Mon ami Cabu

par Laurent Joffrin |  publié le 06/01/2025

Trente ans de compagnonnage avec le dessinateur de presse le plus doué de France, un souvenir lumineux, douloureux, et un honneur.

Le dessinateur Cabu lit Charlie Hebdo dans les bureaux de l'hebdomadaire satirique, le 15 mars 2006 à Paris. (Photo by JOEL SAGET / AFP)

Il y a dix ans, déjà, au jour de l’an 2015, nous avions passé le réveillon avec lui, au milieu d’une bande ripailleuse, à rire, à boire, à chanter des chansons de Trenet, qu’il connaissait par cœur, à parler encore et encore politique, sur le mode Libé ou Charlie. Une semaine plus tard, au journal, rue Béranger, j’avais soudain reçu un appel, une voix féminine, hoquetant, qui me criait qu’ils étaient tous morts, ou presque, que Philippe Lançon était vivant mais qu’il n’avait plus le bas de son visage. Au web, on m’apprit qu’une fusillade avait eu lieu à Charlie. Effarement et peur…

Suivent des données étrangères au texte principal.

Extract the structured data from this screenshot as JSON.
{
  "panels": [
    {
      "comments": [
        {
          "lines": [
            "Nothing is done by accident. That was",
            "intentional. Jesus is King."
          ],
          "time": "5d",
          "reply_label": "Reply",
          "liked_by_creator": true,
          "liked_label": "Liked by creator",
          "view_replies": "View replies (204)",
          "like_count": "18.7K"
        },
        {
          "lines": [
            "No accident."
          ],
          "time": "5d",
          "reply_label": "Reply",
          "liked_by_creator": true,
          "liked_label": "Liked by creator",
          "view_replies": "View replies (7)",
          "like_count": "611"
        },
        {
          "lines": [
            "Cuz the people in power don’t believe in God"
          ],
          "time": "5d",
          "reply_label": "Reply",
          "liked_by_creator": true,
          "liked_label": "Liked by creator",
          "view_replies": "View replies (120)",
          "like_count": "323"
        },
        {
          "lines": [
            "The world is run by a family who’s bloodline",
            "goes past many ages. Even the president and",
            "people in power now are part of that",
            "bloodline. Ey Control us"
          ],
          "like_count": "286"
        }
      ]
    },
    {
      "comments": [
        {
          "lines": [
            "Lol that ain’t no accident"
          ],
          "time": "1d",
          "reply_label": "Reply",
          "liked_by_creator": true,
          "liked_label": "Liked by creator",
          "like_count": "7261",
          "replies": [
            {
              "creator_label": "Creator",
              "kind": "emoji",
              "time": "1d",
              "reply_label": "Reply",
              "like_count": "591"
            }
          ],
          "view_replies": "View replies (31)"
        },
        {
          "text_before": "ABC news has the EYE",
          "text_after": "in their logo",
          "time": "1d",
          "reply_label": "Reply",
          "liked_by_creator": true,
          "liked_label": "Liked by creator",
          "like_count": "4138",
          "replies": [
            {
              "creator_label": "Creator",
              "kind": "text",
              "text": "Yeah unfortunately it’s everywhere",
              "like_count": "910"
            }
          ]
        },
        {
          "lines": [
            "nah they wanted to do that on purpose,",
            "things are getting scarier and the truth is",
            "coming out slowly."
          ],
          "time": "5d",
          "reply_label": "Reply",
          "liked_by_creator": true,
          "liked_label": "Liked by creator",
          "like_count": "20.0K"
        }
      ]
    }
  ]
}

J’avais sauté sur mon scooter jusqu’au boulevard Richard-Lenoir fermé par la police. Dans la foule, je vis sortir les survivants, le regard halluciné, et j’entendis les noms des victimes, Tignous, Charb, Wolinski et les autres, dans une sinistre litanie. Et Cabu, l’ami Jean, qui ne chanterait plus Trenet, laissant son épouse Véronique seule avec son chagrin. Au retour, le vent ne séchait pas mes larmes. Le lendemain Libé sortait avec sa une « Je suis Charlie » et la première phrase de l’édito : « Ils ont tué Cabu… »

Jean-Claude Guillebaud, éditeur au Seuil, m’avait présenté Cabu trente ans plus tôt. Il devait dessiner un livre, « Cabu en Amérique » ; il y fallait un texte-légende : nous partîmes donc pour New-York avec mon ordinateur laborieux et son crayon magique. Je découvris Cabu, sa candeur d’enfant perdu et son acuité de reporter impitoyable, sa culture qu’il n’étalait jamais et les poches percées de son inépuisable générosité. Pendant les entretiens, il prenait une serviette en papier ou déchirait un bout de la nappe et officiait silencieusement sous la table. À la fin du dialogue, il exhibait son dessin avec un sourire en coin, un portrait sarcastique de l’interlocuteur plus vrai que nature. Sa facilité était un tour de prestidigitateur permanent : il dessinait assis, debout, couché, à genoux, dans les trains, les avions les taxis, les hôtels et les bars. Il en était sorti une vision terrible de l’Amérique, dont il admirait les paysages et détestait les valeurs.

Je l’avais revu souvent à Paris chez moi, chez lui, et surtout dans les bistrots, où il disparaissait toujours avant le dessert, puis revenait discrètement s’asseoir. Toujours, au moment de partir, je m’apercevais que la note était réglée, que nous soyons deux ou quinze. Il avait dessiné le faire-part de mon mariage, qui trône sur notre cheminée. À Cannes, je l’avais suivi quand l’équipe de Charlie vint sur le tapis rouge pour la projection du documentaire sur le procès qui avait suivi la publication des caricatures de Mahomet. Un an après, nous avions travaillé ensemble pour la confection du numéro spécial Libé-Charlie à l’anniversaire du procès. Nous ne savions pas que ces dessins hilarants dont nous étions si fiers étaient aussi un arrêt de mort.

Trois décennies de compagnonnage épisodique mais fidèle, ponctué d’éclats de rire, sur une musique du grand Charles. Cabu était le meilleur des hommes et le meilleur des dessinateurs de presse, toujours juste, toujours drôle, toujours engagé, pour la paix, pour l’écologie, pour la liberté. Il détestait les armes, les censeurs et les curés. Ses trois ennemis se sont fondus en un seul, un fanatique armé d’une kalachnikov et d’un dogme religieux en acier qui a cassé son crayon pour toujours. Cabu a succombé d’être trop libre. Des crétins se sont mis à dénigrer cette irrévérence, croyant qu’il fallait ménager les dévots pour ne pas diviser la société. Ils se trompaient lourdement : c’est l’esprit de Cabu qui nous réunit et nous animera toujours, quoi qu’il arrive.